その笑顔に安堵し、サワも小さく微笑みを返したのだった。
アーカの調理法が決まったけれど、サワには生きている魚をどうしたらいいのか分からなかった。
すると青年は、「ここはお任せください」といい、桶を床に置いた。
それから小さめの包丁を持ってくると、桶の前に片膝を着く。そして水の中に片手を入れて、アーカを優しく掴んだ。
握り潰さない絶妙な力加減でアーカの動きを止めると、眉間の辺りに包丁の切っ先を素早く突き立てた。
すると、今まで元気に泳いでいたアーカが、青年の手の中でクタリとする。
その見事な手際に、サワは思わず拍手を送った。
送られた拍手に対して、青年がくすぐったそうに笑う。
「この国では、アーカをさばけるようになることが、花嫁への第一歩だと言われています。それだけ、どこの家庭でもアーカが食べられているということですね」
「なるほど」
コクコクとサワが頷くと、青年がニッと口角を上げた。
「サワ様もお嫁に行くまでには、アーカをさばけるようになりましょうね」
「……え?」
何気なく放たれた言葉に、サワはフワッと頬が赤くなった。
この世界に来るまでは、生きていることで精一杯だった。そんな彼女に恋愛をする余裕もなく、胸をときめかせる出会いもなかった。
しかし、今は違う。
まだまだ華奢な体つきとはいえ、明日とも知れない命ではない。
恋をすることも、お嫁さんになることも叶うのだ。
そのことを青年の言葉で実感し、サワは急に照れくさくなってしまった。
――そ、そっか。私、いつか結婚するかもしれないんだ……。
地球に戻ることはできないから、結婚するのであれば、この世界の誰かということになる。
彼女がいるこの世界のどこかには、未来の旦那様が存在しているということだ。
まだまだ漠然としていて、恋すらもよく分からないサワではあるが、そう考えるだけで、すごく温かい気持ちになれる。
――生きているって、本当にいいな。未来があるって、本当に幸せだな。
自分にも父と母と同じような、明るい家庭が持てるのだ。
寝たきりの頃ではあまりに遠いところにあった夢が、こうして、手の届くところにある。
そのことはサワにとって、本当に本当に幸せなことだった。
「ちゃんとお料理できるように、頑張ります!そして、絶対にお嫁さんになります!」
小さな手でこぶしを握り、ムン、と気合いを入れる彼女に、青年が「その意気ですよ」と優しく返す。
と、そこで、サワが我に返った様にハッと息を呑んだ。
「でも、結婚は一人じゃできないんですよね……。
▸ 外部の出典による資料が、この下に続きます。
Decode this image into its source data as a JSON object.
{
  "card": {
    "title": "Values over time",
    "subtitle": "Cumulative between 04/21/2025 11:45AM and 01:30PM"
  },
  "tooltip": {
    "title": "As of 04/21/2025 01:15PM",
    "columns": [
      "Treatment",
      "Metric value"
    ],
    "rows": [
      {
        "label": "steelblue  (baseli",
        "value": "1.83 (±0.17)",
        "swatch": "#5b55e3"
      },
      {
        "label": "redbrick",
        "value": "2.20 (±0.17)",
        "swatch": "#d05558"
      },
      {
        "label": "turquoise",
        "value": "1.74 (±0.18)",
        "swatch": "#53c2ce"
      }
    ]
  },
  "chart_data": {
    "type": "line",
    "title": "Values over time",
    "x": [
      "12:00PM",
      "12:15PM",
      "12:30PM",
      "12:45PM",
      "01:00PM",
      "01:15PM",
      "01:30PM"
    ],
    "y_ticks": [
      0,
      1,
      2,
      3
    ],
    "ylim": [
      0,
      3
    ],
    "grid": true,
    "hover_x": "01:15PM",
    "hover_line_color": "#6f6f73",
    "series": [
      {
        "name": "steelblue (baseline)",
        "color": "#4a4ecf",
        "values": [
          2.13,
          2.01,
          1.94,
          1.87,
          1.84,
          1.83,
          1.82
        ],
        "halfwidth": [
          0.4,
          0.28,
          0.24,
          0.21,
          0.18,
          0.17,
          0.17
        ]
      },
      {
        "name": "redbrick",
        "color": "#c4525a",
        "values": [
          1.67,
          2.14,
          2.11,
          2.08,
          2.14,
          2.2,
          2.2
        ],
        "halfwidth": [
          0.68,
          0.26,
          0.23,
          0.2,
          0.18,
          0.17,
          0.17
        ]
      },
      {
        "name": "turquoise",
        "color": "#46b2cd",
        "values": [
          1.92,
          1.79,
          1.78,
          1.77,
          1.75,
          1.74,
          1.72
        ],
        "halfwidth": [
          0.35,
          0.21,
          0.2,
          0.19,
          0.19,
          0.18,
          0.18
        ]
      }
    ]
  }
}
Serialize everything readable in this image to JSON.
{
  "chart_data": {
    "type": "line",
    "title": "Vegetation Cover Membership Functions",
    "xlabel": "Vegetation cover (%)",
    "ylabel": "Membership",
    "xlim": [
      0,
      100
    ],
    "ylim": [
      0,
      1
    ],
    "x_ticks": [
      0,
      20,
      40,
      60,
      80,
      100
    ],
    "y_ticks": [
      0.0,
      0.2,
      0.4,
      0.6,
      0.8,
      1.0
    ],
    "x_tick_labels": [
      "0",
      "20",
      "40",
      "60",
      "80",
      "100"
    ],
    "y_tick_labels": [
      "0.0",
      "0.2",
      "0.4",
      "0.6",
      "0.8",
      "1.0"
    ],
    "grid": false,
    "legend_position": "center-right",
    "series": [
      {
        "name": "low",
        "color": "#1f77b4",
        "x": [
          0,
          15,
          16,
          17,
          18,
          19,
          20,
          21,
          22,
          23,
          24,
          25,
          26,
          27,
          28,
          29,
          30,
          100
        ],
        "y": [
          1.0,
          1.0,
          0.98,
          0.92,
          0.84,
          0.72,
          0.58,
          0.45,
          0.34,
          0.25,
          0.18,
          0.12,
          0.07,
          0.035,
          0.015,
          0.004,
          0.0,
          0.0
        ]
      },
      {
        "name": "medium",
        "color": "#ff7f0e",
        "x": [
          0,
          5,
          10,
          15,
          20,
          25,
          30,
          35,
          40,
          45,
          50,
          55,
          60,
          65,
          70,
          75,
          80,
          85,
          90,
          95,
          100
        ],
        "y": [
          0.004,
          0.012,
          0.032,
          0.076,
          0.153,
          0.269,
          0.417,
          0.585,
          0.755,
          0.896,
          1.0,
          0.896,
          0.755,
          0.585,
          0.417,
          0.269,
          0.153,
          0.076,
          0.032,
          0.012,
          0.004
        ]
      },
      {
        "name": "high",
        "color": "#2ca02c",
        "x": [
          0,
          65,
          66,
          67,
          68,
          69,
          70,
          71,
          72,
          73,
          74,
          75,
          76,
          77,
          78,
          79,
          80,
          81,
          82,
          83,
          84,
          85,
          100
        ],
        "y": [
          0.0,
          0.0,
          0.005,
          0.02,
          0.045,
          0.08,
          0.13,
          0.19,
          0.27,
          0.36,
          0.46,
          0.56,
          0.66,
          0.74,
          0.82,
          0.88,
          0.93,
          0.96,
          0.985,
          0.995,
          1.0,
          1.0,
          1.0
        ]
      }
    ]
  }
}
相手がいないと、私、お嫁さんになれない……」
どんなにサワが頑張ったところで、結婚してくれる男性がいないことには話が成立しない。
世界が変わっても、それだけは変わらない普遍の事実。
途端にしょぼくれるサワに、青年が慌てた。
「サ、サワ様!大丈夫です!サワ様は絶対に結婚できます!ですから、どうかご安心ください!」
ガクリとうなだれるサワに、青年は必死に声をかける。
しかし、彼女は尚も視線を下げたまま。眉毛もしょんぼりと下がっている。
そんな二人のやり取りに、なんだ、なんだと、厨房内の人間が集まってきた。
「どうか、そんな悲しいお顔はなさらないでください!サワ様は、絶対に絶対に結婚できます!!ええ、絶対です!!」
青年に力強く断言されるも、サワの表情は変わらない。
「そうでしょうか?私みたいなつまらない女の子を、もらってくれる人が現れるでしょうか?」
――サフィルイア様がいるではありませんか!!
その場にいるサワ以外の人間は、この国の後継者の想いに気が付いている。
そんな彼らは、心の中でそう大きく叫んだのだった。